Retentions Shifting Higher
Small, single-location facilities in favorable venues may still have first-dollar coverage; however, larger deductibles and self-insured retentions up to $500k each occurrence are standard for the larger operators who wish to take on more risk and premium savings. Some markets can offer inner aggregate risk corridors to offset premium increases. The most sophisticated operators are establishing captive programs or rolling the Professional Liability (PL)/General Liability (GL) into their existing captive.
COVID-19 Claims Yet to Materialize into Existential Threat
There was concern that COVID-19 incidents and deaths would form a tidal wave of losses for professional liability insurers. Those fears have gone mostly unfounded. Nationally, only 1,000 COVID-19-specific suits have been filed against healthcare providers with 85% of those relating to senior care facilities. There is a united taskforce working to maintain defense under state-specific immunity statutes as well as using the Federal PREP Act as a backstop. The statute of limitations on COVID-19 suit filings requirement are beginning to run out and the industry will continue to keep an eye on both state and federal Supreme Court rulings.
Market Detail Quick Facts
- Primary GL/PL: $1M/$3M limits
- Excess: $1M to $10M limits over PL/GL, auto, employers’ liability
- First Dollar to $500k SIR | COVID-19-Exclusion standard
- Rated on Licensed Beds and Type (Skilled, Assisted, Independent)
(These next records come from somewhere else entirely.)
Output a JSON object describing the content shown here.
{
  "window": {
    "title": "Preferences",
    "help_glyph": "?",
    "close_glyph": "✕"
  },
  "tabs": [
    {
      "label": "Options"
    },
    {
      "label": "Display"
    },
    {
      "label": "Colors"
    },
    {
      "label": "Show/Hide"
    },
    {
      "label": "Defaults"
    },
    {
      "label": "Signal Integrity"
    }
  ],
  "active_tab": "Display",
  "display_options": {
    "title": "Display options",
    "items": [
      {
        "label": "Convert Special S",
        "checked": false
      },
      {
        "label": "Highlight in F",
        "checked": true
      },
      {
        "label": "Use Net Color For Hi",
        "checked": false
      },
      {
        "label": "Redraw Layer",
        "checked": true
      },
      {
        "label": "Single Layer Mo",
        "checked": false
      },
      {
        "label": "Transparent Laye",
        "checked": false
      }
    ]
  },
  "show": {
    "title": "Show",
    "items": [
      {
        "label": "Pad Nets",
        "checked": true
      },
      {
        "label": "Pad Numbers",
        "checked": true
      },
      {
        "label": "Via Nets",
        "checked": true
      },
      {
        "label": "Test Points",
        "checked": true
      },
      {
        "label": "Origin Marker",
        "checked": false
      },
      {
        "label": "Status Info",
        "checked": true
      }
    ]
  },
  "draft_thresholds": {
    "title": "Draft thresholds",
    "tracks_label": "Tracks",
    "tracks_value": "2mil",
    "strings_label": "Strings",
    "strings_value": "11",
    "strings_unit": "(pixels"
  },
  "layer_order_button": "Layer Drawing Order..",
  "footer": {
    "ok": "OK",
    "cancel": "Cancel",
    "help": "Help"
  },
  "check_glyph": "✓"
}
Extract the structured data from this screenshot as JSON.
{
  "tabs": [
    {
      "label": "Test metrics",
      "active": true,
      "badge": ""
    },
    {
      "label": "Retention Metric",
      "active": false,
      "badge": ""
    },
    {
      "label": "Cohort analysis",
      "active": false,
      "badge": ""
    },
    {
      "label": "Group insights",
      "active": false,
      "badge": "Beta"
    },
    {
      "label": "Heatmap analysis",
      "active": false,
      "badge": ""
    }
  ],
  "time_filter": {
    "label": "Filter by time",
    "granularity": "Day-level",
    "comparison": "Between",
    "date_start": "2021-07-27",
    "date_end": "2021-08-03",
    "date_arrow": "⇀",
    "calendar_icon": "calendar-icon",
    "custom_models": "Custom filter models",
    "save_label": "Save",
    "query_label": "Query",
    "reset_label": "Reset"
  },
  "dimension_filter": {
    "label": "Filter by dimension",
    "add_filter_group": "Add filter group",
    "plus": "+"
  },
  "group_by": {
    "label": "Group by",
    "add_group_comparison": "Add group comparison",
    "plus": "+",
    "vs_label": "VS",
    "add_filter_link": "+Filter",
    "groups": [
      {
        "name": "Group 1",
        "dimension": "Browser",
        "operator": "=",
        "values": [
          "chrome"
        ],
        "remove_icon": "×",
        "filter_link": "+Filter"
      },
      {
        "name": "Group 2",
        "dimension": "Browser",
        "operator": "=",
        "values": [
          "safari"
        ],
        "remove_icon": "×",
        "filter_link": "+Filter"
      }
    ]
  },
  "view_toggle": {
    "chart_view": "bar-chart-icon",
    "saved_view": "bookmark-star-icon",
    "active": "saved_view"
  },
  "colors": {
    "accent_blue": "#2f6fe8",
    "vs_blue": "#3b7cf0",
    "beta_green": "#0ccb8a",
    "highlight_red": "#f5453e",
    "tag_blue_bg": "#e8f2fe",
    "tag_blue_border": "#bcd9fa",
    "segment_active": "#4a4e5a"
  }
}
- 90% Claims made | 10% Occurrence
Facilities Staffing Concerns are #1
Underwriting discipline has tightened for several carriers as massive staffing shortages have crippled some operators. In certain cases, operators are unable to accept new residents as they cannot retain or hire enough nursing staff to safely handle the resident population. Due to burnout and pandemic-related conditions, many certified nursing assistants and registered nurses have left the senior care space entirely, leaving a huge talent gap.
Underwriters are taking a much harder look at staffing ratios and CMS survey results. There is also increased financial scrutiny of operators to identify credit risk when offering deductibles. Lastly, on-site risk management surveys have returned as a tool for pre-underwriting new and renewal business. Other trends are equally concerning:
- Plaintiff Litigation Financing: private equity firms have poured investments into funding medical treatment after injury, in an effort to maximize the potential bodily injury claim, contributing to so-called “nuclear” verdicts arising from ordinary cases.
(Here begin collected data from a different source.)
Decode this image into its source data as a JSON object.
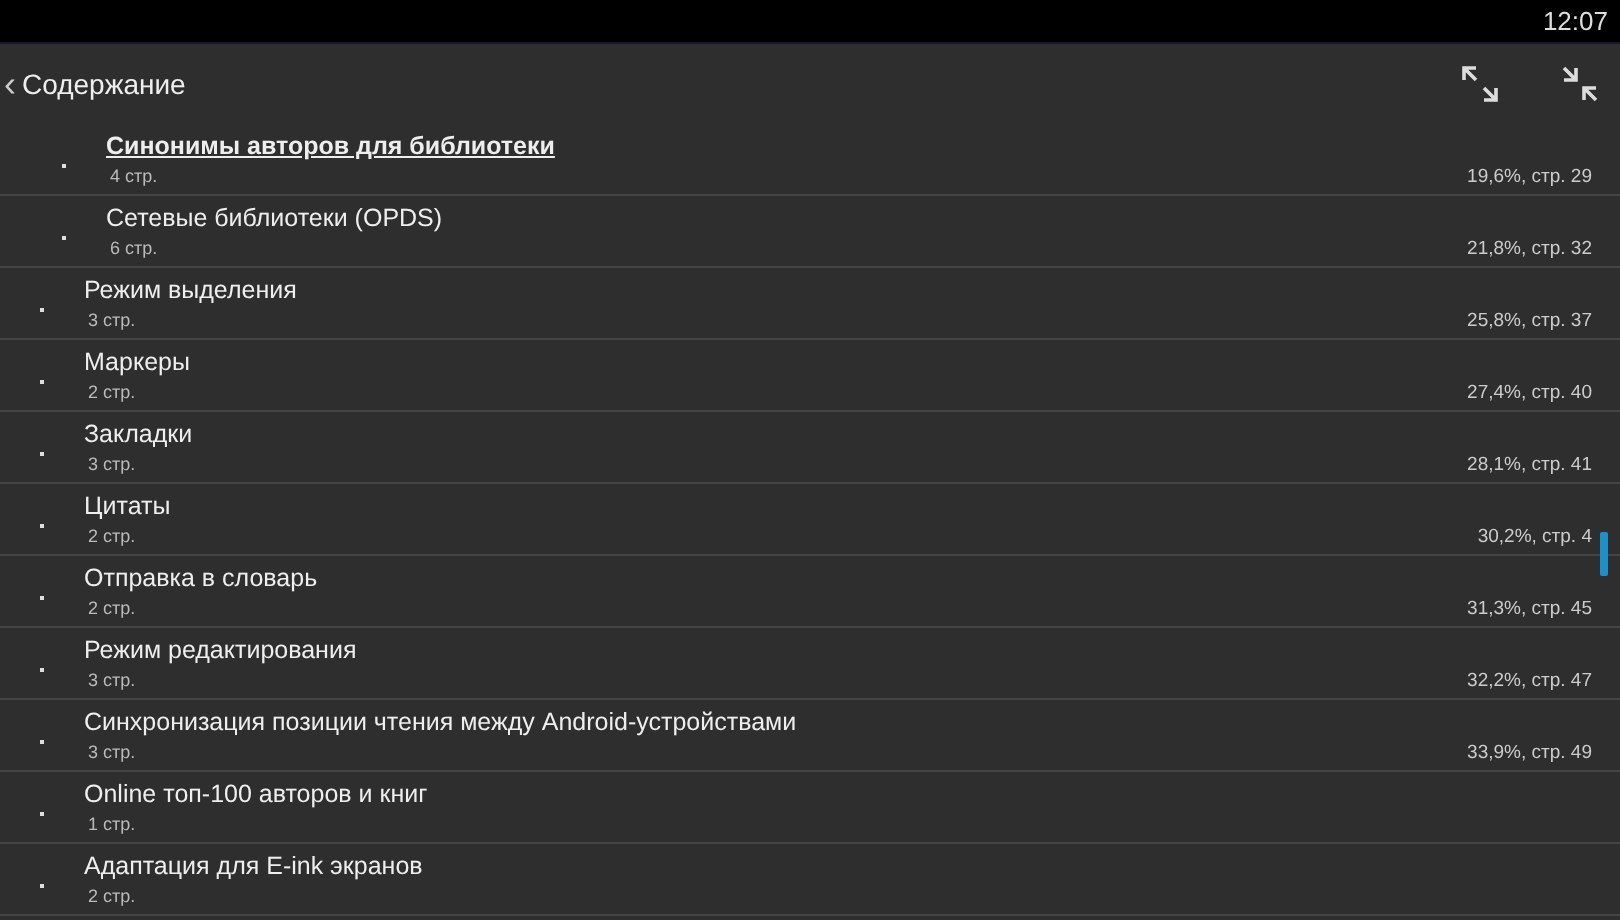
{
  "status_bar": {
    "time": "12:07"
  },
  "header": {
    "back": "‹",
    "title": "Содержание"
  },
  "toc": [
    {
      "children": [
        {
          "title": "Синонимы авторов для библиотеки",
          "pages": "4 стр.",
          "location": "19,6%, стр. 29",
          "selected": true
        },
        {
          "title": "Сетевые библиотеки (OPDS)",
          "pages": "6 стр.",
          "location": "21,8%, стр. 32",
          "selected": false
        }
      ]
    },
    {
      "title": "Режим выделения",
      "pages": "3 стр.",
      "location": "25,8%, стр. 37",
      "selected": false
    },
    {
      "title": "Маркеры",
      "pages": "2 стр.",
      "location": "27,4%, стр. 40",
      "selected": false
    },
    {
      "title": "Закладки",
      "pages": "3 стр.",
      "location": "28,1%, стр. 41",
      "selected": false
    },
    {
      "title": "Цитаты",
      "pages": "2 стр.",
      "location": "30,2%, стр. 4",
      "selected": false
    },
    {
      "title": "Отправка в словарь",
      "pages": "2 стр.",
      "location": "31,3%, стр. 45",
      "selected": false
    },
    {
      "title": "Режим редактирования",
      "pages": "3 стр.",
      "location": "32,2%, стр. 47",
      "selected": false
    },
    {
      "title": "Синхронизация позиции чтения между Android-устройствами",
      "pages": "3 стр.",
      "location": "33,9%, стр. 49",
      "selected": false
    },
    {
      "title": "Online топ-100 авторов и книг",
      "pages": "1 стр.",
      "selected": false
    },
    {
      "title": "Адаптация для E-ink экранов",
      "pages": "2 стр.",
      "selected": false
    }
  ]
}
- Increased Use of Agency Staffing: introducing temporary staff into the long-term care environment strains the quality of care because they do not know the policies, procedures, or the residents, as well as costing the operator 1.5 – 2x staff hourly rate.
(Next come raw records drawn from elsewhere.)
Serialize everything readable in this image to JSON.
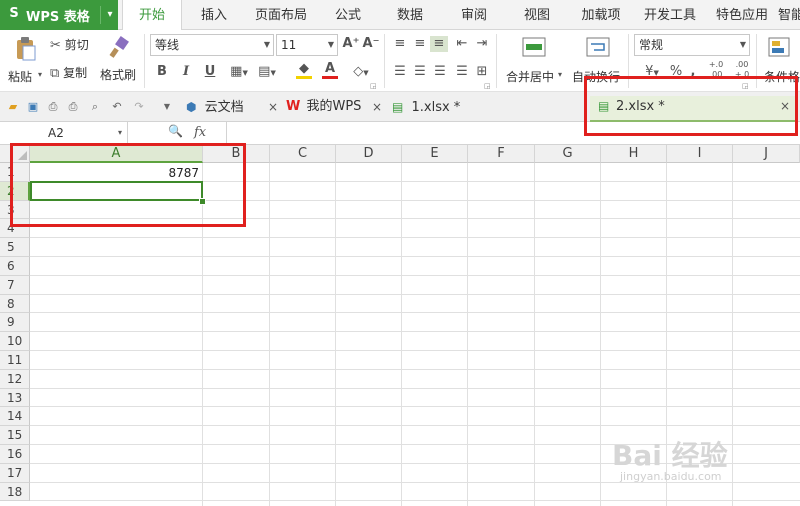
{
  "app": {
    "logo": "S",
    "title": "WPS 表格",
    "dropdown": "▾"
  },
  "menu_tabs": [
    "开始",
    "插入",
    "页面布局",
    "公式",
    "数据",
    "审阅",
    "视图",
    "加载项",
    "开发工具",
    "特色应用",
    "智能"
  ],
  "ribbon": {
    "paste": "粘贴",
    "cut": "剪切",
    "copy": "复制",
    "format_painter": "格式刷",
    "font_name": "等线",
    "font_size": "11",
    "font_grow": "A⁺",
    "font_shrink": "A⁻",
    "bold": "B",
    "italic": "I",
    "underline": "U",
    "merge_center": "合并居中",
    "wrap_text": "自动换行",
    "number_format": "常规",
    "percent": "%",
    "comma": ",",
    "inc_decimal": "+.0 .00",
    "dec_decimal": ".00 +.0",
    "conditional_format": "条件格"
  },
  "doc_tabs": [
    {
      "label": "云文档",
      "icon": "cloud-icon"
    },
    {
      "label": "我的WPS",
      "icon": "wps-logo-icon"
    },
    {
      "label": "1.xlsx *",
      "icon": "spreadsheet-file-icon"
    },
    {
      "label": "2.xlsx *",
      "icon": "spreadsheet-file-icon",
      "active": true
    }
  ],
  "close_symbol": "×",
  "formula_bar": {
    "name_box": "A2",
    "zoom_icon": "🔍",
    "fx": "fx",
    "value": ""
  },
  "columns": [
    "A",
    "B",
    "C",
    "D",
    "E",
    "F",
    "G",
    "H",
    "I",
    "J"
  ],
  "rows": [
    "1",
    "2",
    "3",
    "4",
    "5",
    "6",
    "7",
    "8",
    "9",
    "10",
    "11",
    "12",
    "13",
    "14",
    "15",
    "16",
    "17",
    "18"
  ],
  "cells": {
    "A1": "8787"
  },
  "selected_cell": "A2",
  "accent_color": "#3c9a3d",
  "highlight_color": "#e0201e",
  "watermark": {
    "brand": "Bai 经验",
    "url": "jingyan.baidu.com"
  }
}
Market Disruption Intensifies
All the disruption over the past 24 months has only sped up acquisition and divestiture activity. Large Real Estate Investment Trusts (REITs) are buying up small operators struggling to stay afloat. This liquid market for facility sales, in combination with full marketing efforts year-over-year, with increased competition, has put a strain on senior care underwriters. This puts focus on the mid-sized $1-2 million premium accounts with retentions that are seen as more “profitable” opportunities for carriers.
Overall, the senior care market is in a transitional phase where terms can vary widely depending on the venue, size, claim history, expiring program, and broker’s marketing efforts. The industry is faced with staffing shortages and occupancy rates that are struggling to recover to pre-pandemic levels. From a claim perspective, litigation funding and social inflation continue to heighten loss severity. Carrier partners can offer cash flow solutions, loss control resources, and multiple risk transfer options as important value-added services that insureds can utilize to navigate these challenges.